School District Buys Robots and iPad Apps for Autistic Pre-K Students to Practice Receiving Verbal Feedback, Reading Facial Movements

By B.N. Frank

Research has determined that children’s use of screens as well as their exposure to Electromagnetic Fields (EMF), cell phone, and Wi-Fi radiation can contribute to autism symptoms (see 1, 2).  Nevertheless, at least one American school district has purchased educational robots to be used with iPads by its pre-K autistic students.

From Gov Tech:

Robots Help Pre-K Autistic Learners with Nonverbal Skills

Andover Public Schools in Massachusetts purchased three MOVIA robots that can pair with iPad applications and give young autistic children practice at receiving verbal feedback and facial queues.

November 23, 2021

Madeline Hughes, The Eagle-Tribune, North Andover, Mass.

(TNS) — Four-year-old Roisin Connell practiced learning her shapes and colors with the help of a new friend — a MOVIA robot designed to give her positive feedback as she learns.

Roisin and other preschoolers in the Bridge Autism Program at Shawsheen Preschool will use three new robots bought by the district to help them better learn nonverbal communication skills, such as reading facial movements.

MOVIA’s Robot-Assisted Instruction system “simplifies things with (students) and allows them to get down to learning the fundamentals of communication,” said Sara Stetson, assistant superintendent of student services.

Children with autism don’t typically focus on facial movements. However, the robots will give them positive reinforcement, both verbally and with facial queues, for various activities.

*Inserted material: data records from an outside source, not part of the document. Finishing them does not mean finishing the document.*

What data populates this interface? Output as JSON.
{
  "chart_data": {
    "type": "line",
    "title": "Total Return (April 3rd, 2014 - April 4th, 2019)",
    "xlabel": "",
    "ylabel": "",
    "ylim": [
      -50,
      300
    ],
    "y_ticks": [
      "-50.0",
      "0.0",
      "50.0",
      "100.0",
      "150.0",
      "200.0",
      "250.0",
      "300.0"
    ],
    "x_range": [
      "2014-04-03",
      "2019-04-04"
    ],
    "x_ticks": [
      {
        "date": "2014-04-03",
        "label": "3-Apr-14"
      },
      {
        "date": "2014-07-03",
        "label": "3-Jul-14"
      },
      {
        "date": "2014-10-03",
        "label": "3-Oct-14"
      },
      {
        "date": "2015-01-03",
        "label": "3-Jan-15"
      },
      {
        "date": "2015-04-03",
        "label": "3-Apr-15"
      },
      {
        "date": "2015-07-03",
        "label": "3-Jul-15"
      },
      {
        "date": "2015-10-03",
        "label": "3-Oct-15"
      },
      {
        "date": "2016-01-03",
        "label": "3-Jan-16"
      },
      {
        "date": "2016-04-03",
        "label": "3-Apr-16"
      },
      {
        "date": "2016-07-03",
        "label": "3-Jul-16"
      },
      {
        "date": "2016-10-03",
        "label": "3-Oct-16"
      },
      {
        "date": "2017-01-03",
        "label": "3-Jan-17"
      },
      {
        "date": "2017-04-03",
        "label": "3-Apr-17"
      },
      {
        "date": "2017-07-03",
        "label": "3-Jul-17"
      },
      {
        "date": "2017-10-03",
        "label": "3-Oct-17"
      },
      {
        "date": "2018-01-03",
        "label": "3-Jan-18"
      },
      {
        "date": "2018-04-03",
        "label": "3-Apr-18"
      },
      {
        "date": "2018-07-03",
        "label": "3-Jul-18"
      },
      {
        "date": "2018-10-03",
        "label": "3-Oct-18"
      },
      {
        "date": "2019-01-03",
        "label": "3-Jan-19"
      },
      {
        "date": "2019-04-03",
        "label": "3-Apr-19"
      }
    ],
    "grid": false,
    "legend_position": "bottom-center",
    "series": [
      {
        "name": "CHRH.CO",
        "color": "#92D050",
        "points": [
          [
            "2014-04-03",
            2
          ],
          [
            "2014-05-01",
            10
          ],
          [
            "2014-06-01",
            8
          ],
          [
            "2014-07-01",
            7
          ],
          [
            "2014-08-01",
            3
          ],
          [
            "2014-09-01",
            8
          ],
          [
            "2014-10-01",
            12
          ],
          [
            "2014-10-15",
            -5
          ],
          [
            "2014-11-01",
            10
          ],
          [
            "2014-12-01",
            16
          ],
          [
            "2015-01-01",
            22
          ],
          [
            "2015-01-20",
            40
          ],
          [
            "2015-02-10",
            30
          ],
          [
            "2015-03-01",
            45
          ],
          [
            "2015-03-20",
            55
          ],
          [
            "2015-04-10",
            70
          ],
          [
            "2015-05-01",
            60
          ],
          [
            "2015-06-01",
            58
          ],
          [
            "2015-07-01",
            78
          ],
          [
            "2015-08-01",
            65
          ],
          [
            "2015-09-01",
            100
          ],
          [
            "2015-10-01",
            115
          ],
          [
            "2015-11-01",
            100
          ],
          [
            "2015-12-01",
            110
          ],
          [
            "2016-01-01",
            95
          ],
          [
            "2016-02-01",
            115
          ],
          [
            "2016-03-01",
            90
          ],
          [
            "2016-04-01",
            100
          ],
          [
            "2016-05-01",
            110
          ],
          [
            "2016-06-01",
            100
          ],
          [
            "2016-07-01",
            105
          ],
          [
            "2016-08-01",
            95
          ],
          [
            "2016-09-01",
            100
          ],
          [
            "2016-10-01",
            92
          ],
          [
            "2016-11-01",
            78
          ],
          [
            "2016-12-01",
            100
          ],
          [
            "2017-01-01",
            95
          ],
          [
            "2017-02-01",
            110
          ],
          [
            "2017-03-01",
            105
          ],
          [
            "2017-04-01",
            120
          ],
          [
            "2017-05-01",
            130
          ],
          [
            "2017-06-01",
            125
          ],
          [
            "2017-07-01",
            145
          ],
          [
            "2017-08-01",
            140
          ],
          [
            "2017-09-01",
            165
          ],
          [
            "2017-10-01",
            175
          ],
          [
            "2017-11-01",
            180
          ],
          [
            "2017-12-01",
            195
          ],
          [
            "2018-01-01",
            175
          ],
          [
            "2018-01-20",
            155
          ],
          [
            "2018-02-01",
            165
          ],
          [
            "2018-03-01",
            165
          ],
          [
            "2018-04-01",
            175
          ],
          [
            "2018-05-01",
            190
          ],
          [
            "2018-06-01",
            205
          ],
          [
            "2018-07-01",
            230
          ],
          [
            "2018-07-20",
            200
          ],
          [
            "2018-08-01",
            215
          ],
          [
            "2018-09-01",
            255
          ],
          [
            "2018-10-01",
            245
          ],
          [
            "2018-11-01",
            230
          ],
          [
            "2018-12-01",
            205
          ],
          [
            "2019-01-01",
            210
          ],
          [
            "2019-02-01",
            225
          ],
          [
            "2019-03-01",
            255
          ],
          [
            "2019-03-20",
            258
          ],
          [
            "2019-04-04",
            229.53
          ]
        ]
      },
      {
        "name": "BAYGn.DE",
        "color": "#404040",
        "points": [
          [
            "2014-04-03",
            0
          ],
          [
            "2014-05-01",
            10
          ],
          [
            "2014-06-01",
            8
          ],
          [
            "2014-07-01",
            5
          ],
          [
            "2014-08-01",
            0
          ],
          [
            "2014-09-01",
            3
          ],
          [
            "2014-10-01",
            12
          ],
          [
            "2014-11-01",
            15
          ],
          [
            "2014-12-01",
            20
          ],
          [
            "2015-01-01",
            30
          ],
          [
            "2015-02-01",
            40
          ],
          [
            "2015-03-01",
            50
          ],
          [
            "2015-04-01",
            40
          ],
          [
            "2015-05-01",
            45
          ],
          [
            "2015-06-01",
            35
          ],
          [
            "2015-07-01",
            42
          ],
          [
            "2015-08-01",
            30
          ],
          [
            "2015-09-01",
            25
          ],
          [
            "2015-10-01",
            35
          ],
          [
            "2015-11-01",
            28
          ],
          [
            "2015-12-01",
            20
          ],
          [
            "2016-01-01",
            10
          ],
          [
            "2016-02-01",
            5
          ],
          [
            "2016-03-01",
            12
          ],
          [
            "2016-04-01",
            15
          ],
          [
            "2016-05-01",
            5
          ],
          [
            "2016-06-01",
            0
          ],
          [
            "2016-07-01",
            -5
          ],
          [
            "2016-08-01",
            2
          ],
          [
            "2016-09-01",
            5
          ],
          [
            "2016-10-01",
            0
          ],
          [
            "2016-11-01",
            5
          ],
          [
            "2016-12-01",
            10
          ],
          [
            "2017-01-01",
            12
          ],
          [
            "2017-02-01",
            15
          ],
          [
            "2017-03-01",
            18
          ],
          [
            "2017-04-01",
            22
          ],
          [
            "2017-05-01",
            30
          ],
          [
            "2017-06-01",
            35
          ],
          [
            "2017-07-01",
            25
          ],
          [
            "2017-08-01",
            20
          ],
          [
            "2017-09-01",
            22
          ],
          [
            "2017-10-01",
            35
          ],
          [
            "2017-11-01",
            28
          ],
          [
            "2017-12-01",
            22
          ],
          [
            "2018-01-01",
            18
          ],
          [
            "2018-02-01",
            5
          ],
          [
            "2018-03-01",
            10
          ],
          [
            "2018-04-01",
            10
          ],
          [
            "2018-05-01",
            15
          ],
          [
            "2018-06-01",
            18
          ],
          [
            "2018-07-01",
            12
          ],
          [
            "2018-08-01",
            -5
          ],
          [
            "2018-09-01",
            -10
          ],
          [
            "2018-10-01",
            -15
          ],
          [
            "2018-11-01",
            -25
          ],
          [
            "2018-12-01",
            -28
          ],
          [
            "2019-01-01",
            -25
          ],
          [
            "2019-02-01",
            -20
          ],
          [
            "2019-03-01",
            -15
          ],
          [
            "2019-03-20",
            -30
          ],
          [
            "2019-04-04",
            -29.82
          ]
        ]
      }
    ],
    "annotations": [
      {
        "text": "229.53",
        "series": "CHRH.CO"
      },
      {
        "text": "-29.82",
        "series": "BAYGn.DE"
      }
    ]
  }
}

The robot is able to smile and the eyes of one robot working with Roisin widened happily as she got questions correct.

Students can work one-on-one with the robots using an iPad that has various applications, Stetson said. Their answers are captured and the programs move up with difficulty as needed, she said.

“It’s built in so it’s almost errorless learning, but will move up in difficulty,” Stetson said.

She also used one of the robots on a recent day to lead a preschool class in the game Simon Says, during which students were “really animated” and paid careful attention, Stetson said.

“It’s exciting to see the children so responsive and engaged,” said Superintendent Magda Parvey, who added the district wants to continue finding innovative ways to help students learn.

The robots are “another great tool in the toolbox for these educators,” said Jean-Pierre Bolat, CEO of MOVIA Robotics.

The technology for the robots has taken about a decade in development in order to make them both effective and cost-efficient, he said. Throughout the pandemic many parents bought robots to help their children continue learning at home when a speech pathologist or other specialist had to help students through screens, he said.

The robots helped students “stay on their paths and actually do better in some circumstances,” Bolat said.

Now in classrooms these robots help students see and visualize facial expressions better when educators and their fellow students’ faces are covered by masks.

The program’s three MOVIA robots were funded by a federal grant, Stetson said. This year is the first year the school is incorporating the robots into lesson plans. School officials will see how well the robots work and potentially add more for various Bridge Autism students.

“We want to be the leaders in our program and be the best,” Stetson said. “We are always looking for the next thing that can help our students.”

©2021 The Eagle-Tribune (North Andover, Mass.). Distributed by Tribune Content Agency, LLC.

Over the years, American tech insiders (aka “Silicon Valley Parents”) have taken considerable measures to limit their own kids’ use and exposure to screens.  This has included sending them to private low-tech or no-tech schools, requiring nannies to sign “No Screens” contracts, and spying on nannies to make sure they don’t break them.  In the meantime, American public school districts have gone to significant expense to provide reportedly inferior high-tech curriculums to students (see 1, 2) with devices that may be collecting data on them.